Le film est donc un documentaire de fiction, un faux documentaire, mais assurément pas un documenteur : car s’il montre un Recife, connu pour son climat tropical, devenu soudainement une ville « bretonne », froide et pluvieuse, comme le dit un personnage de voyagiste français, ce que montre Mendonça Filho est la réalité brute – brutale – de la ville. Le froid qui s’abat sur Recife accentue les inégalités sociales mais ne les crée pas : la déshumanisation était déjà à l’œuvre dans la spéculation immobilière qui avait, elle aussi, froidement changé la ville, en créant des rues inhospitalières livrées à la violence – mais parle-t-on de celle des voyous ou de celle des promoteurs ?
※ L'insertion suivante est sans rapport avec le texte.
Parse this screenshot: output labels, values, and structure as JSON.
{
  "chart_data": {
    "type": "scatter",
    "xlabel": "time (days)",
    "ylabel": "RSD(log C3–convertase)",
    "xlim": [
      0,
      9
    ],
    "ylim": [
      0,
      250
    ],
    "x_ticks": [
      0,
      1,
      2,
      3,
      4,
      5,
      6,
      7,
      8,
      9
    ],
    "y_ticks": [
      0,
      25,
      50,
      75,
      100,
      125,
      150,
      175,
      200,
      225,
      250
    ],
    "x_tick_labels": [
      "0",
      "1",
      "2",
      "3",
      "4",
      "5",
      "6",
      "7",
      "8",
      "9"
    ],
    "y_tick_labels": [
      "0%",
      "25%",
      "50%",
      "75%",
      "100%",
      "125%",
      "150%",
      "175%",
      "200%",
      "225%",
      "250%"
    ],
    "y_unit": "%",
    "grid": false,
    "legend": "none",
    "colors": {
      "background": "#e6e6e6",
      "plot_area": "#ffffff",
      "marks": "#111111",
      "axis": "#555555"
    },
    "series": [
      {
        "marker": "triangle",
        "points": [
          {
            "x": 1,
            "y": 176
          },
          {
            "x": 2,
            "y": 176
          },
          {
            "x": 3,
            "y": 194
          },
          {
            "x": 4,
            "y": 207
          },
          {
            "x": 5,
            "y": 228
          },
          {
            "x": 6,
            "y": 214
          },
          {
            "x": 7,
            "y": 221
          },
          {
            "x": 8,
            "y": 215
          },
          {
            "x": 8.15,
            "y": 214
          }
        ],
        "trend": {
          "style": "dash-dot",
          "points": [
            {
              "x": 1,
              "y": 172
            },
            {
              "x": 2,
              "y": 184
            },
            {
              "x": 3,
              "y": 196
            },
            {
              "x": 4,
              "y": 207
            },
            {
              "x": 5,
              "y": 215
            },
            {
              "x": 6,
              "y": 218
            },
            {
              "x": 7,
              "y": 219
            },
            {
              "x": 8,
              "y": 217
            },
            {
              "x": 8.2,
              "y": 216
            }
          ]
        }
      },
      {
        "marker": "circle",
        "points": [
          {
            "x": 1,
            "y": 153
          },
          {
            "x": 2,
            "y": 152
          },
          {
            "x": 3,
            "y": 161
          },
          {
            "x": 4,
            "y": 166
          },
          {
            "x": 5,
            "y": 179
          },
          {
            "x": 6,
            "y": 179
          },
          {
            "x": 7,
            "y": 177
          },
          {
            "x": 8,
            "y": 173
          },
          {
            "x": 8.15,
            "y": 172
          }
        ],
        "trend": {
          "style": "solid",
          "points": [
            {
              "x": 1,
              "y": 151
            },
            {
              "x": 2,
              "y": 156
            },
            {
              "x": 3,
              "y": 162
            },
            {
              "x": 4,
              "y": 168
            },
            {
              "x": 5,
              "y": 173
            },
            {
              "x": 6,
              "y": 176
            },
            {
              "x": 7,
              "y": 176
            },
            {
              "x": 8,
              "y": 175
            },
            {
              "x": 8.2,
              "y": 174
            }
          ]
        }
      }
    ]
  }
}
La brutalité du changement climatique rappelle simplement la brutalité inhérente au système économique et politique du Brésil. Il n’est qu’à voir les morts entassés n’importe où, une partie des centaines de sans-abris morts de froid ; ou la sordide récupération culpabilisante du malheur par les Églises, catholique (qui dénonce les péchés de tous) ou évangélique (qui veut éradiquer le mal chez chacun) ; ou encore cette séquence sur la chambre de bonne, dont le film dit explicitement – et très justement – qu’elle est une institution architecturale brésilienne, à la fois héritage de l’esclavage et fantasme moderne du quartier des esclaves (senzala) : il s’agit de la plus petite pièce de l’habitation, et la plus chaude, car ses fenêtres sont minuscules ou inexistantes ; bien sûr, le froid venu, c’est le fils de famille (un adolescent) qui la prendra, reléguant l’employée dans sa chambre froide et ouverte à tous vents.
Cette vérité de Recife, c’est celle que ne cessera de traquer Mendonça Filho dans ses longs-métrages de fiction, à partir des Bruits de Recife, réalisé trois ans après le glaçant Recife frio.